# Coffee Compass Malawi Pamwamba



## CamV6 (Feb 7, 2012)

Hiya,

I'm thinking of trying some of this bean having missed out on it when Londinium had it.

Can anyone advise what it is like please? I'd be drinking it as a straight espresso, so am interested to know what its like without milk and whether its low in acidity as I'm not a lover of acidic flavours for espresso.


----------



## DavecUK (Aug 6, 2013)

A high grade Malawi Geisha is probably a better bet if you can get it.


----------



## CamV6 (Feb 7, 2012)

Interesting.......why is that?


----------



## DavecUK (Aug 6, 2013)

CamV6 said:


> Interesting.......why is that?


 Becauseit will taste better....Most Malawi Coffee is Catimor an Arabica/Robusta Hybrid, it's an inferior coffee, but has high yield. There is some SL28 (a Kenyan Bourbon mutation) grown, there (which is decent quality)and sometimes you get a mix of Catimor and SL28 in Pamwamba. The Ethiopian Geisha varietal is better quality, commands a higher price, but is not the bulk of what is produced in Malawi. it's why I was so pleased to be able to get the Malawi geisha in the current BB bulk buy. I had the Pamwamba a few times, but always found it slightly disappointing in the cup, even the top quality grades.


----------



## CamV6 (Feb 7, 2012)

I see thanks David


----------



## DavecUK (Aug 6, 2013)

CamV6 said:


> I see thanks David


No problem, if your interested in finding out more

Clarification: Catimor is a Hybrid of Timor (arabica Robusta hybrid) and Caturra (a high yielding but pooror quality Bourbon Hybrid).

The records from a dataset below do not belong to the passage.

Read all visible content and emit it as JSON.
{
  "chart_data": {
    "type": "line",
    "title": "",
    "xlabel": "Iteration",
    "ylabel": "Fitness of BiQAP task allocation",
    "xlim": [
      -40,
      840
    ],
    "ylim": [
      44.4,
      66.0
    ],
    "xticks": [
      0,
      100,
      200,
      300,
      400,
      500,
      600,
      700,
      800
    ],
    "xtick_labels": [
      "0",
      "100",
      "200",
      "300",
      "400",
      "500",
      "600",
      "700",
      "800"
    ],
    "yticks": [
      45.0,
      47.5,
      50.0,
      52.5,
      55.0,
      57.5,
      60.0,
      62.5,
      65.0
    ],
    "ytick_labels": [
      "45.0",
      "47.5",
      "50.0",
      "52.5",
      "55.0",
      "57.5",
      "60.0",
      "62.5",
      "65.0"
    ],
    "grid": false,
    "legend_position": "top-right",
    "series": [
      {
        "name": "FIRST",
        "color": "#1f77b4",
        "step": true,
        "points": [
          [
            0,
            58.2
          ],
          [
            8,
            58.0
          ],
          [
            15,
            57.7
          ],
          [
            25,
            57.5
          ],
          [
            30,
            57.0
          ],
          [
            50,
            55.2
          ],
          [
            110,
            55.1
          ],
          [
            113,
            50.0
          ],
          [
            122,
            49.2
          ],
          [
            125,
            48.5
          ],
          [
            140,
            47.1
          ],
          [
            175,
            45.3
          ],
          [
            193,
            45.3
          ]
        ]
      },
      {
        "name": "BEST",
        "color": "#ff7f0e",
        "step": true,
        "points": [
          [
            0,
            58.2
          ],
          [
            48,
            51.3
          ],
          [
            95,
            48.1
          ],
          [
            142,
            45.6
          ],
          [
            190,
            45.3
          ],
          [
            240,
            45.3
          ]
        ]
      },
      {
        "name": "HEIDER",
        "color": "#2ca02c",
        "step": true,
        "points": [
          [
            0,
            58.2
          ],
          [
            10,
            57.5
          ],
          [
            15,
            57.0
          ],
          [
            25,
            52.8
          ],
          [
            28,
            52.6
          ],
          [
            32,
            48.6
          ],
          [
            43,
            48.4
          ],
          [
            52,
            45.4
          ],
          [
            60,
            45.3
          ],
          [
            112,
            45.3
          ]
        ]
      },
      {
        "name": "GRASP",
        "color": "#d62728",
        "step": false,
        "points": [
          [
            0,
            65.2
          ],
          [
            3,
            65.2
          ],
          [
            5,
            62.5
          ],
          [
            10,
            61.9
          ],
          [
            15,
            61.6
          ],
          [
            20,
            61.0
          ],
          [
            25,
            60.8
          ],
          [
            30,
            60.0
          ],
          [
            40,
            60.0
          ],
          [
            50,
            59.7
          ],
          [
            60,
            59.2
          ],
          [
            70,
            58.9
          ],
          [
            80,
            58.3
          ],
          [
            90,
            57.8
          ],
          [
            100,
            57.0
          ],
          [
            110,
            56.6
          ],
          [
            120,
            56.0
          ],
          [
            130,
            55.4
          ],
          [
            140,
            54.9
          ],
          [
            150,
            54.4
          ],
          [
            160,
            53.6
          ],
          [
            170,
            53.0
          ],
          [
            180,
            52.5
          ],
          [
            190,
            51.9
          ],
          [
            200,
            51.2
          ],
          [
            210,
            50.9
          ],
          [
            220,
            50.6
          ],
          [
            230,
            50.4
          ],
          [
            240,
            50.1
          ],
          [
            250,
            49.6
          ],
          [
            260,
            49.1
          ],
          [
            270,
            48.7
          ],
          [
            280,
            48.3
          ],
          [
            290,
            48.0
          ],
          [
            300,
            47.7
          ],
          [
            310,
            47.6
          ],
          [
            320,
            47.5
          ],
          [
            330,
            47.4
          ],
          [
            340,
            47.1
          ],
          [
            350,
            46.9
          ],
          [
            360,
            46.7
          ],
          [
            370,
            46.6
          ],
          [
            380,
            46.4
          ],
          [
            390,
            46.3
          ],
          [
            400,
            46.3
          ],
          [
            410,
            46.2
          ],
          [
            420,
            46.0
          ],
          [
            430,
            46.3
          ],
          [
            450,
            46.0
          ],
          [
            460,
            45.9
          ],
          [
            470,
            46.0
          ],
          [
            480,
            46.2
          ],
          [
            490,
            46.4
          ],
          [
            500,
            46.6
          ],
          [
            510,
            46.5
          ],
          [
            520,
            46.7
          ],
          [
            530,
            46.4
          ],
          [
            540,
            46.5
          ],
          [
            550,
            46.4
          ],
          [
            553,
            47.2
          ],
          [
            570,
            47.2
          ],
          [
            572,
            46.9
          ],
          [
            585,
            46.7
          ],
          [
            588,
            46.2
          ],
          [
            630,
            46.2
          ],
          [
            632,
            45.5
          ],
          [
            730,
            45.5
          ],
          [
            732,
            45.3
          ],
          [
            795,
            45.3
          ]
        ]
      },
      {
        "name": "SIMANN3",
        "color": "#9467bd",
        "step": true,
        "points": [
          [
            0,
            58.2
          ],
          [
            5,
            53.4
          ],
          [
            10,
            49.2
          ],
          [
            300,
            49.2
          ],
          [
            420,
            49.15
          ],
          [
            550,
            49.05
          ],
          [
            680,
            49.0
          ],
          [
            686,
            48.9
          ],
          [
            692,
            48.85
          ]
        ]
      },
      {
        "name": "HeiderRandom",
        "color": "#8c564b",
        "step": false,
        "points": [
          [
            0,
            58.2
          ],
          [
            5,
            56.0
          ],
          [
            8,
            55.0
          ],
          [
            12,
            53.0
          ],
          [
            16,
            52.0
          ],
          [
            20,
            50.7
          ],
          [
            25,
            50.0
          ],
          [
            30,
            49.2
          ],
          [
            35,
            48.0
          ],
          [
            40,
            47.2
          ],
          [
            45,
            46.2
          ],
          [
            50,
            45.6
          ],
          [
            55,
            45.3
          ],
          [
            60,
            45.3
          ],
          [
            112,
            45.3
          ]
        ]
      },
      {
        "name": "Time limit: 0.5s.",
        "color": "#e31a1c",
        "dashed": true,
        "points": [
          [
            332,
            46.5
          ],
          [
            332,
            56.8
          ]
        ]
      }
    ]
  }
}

SL28: the SL stands for Scott Laboratories

http://www.crf.co.ke/index.php?option=com_content&view=article&id=112:coffee-varieties&catid=14:crf&Itemid=178

http://en.wikipedia.org/wiki/List_of_coffee_varieties


----------



## Scotford (Apr 24, 2014)

Wow, you really do learn something new every day! Thanks DavecUK


----------